Operator Overloading C++ - Overloading the output "<<" operator

Question

I'm just beginning to learn basic C++ syntax and I'm slightly confused on a piece of code I came across.

For a class created called MyString, there was an operator overloading defined as:

ostream& operator<<(ostream& os, const MyString& s)
{
    os << s.data;
    return os;
}

Then in some driver function the statement:

cout << s3 << endl;

Is ran, where s3 is of object type MyString. The result prints out the value of s3.

I don't quite understand how this statement functions. After messing with it it seems like a copy constructor is called once and then 3 objects are deconstructed. How exactly does this line work? It seems like the operator accepts a reference to an ostream and MyString, but isn't endl neither? Also why would there only be 1 copy constructor called when there are two instances of the "<<" used? Maybe I'm not even asking the right questions or my questions don't even make sense because I feel really confused about what is going on in these lines. If that is the case, can someone please expound on just a general explaination of what is going on?

Answer 1

This is a very general question, but I'll try to clear up your misunderstandings.

When you say ostream& operator<<(ostream& os, const MyString& s) { ... }, you're just defining a function that takes an ostream& as the first parameter and a const Mystring& as the second parameter, and returning an ostream&. The function happens to be named operator<< and can be called by the shorthand syntax x << y to call operator<<(x, y).

When you do cout << s3 << endl;, it is the same as doing operator<<(operator<<(cout, s3), endl);.

Neither the copy constructor nor the destructor for MyString is being called from this code. The messages you are seeing are from somewhere else.

Answer 2

You can break it down a bit:

cout // this is the ostream your inserting to (stdout)
  << s3 // this calls your defined operator that writes s.data
  << endl; // this calls the operator<< for std::endl

ostream& operator<<(ostream& os, const MyString& s)
{
    // here os is the ostream (stdout) you're using via cout
    // s is s3 that you passed in
    os << s.data; // this calls operator<< for data
    return os; // this returns the reference so the subsequent call to << endl can append to the stream
}

Answer 3

The MyString copy constructor is not needed to call this statement, because MyString is passed as a reference to the custom operator<< for MyString.

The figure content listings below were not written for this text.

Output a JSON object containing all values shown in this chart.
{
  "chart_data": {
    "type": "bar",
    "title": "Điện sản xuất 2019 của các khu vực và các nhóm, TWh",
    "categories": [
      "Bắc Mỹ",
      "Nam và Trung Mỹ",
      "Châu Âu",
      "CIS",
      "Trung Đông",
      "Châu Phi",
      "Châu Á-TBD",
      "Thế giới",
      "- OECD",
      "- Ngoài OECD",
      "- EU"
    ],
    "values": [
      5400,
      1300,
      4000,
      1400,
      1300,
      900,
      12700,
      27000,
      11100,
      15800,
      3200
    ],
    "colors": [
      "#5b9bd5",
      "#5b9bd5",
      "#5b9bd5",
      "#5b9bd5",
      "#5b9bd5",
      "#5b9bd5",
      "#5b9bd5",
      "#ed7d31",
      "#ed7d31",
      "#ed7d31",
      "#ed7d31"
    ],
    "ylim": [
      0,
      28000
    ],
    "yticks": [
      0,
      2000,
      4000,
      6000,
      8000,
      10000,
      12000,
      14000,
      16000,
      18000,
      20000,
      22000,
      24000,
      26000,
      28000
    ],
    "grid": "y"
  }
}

The endl is not sent to the custom operator<< for MyString.

Answer 4

I guess the copy constructor could be generated by your compiler for cout. A stream is a rather complex object, but the choice of c++ is to provide such syntax sugar (like inline constructors) to abstract some detail. The other answers already pointed out the essential point that using references no copy is performed for parameter passing.

Answer 5

Rules of the language says that if a non member function (operator<< is a non-member function of class MyString) is defined in the same namespace as MyString than this non member function can be chosen by the compiler to resolve that call (as explained by one of the respondents) I do not use here the standard terminology, if anybody has a more accurate description of this principle please let us know.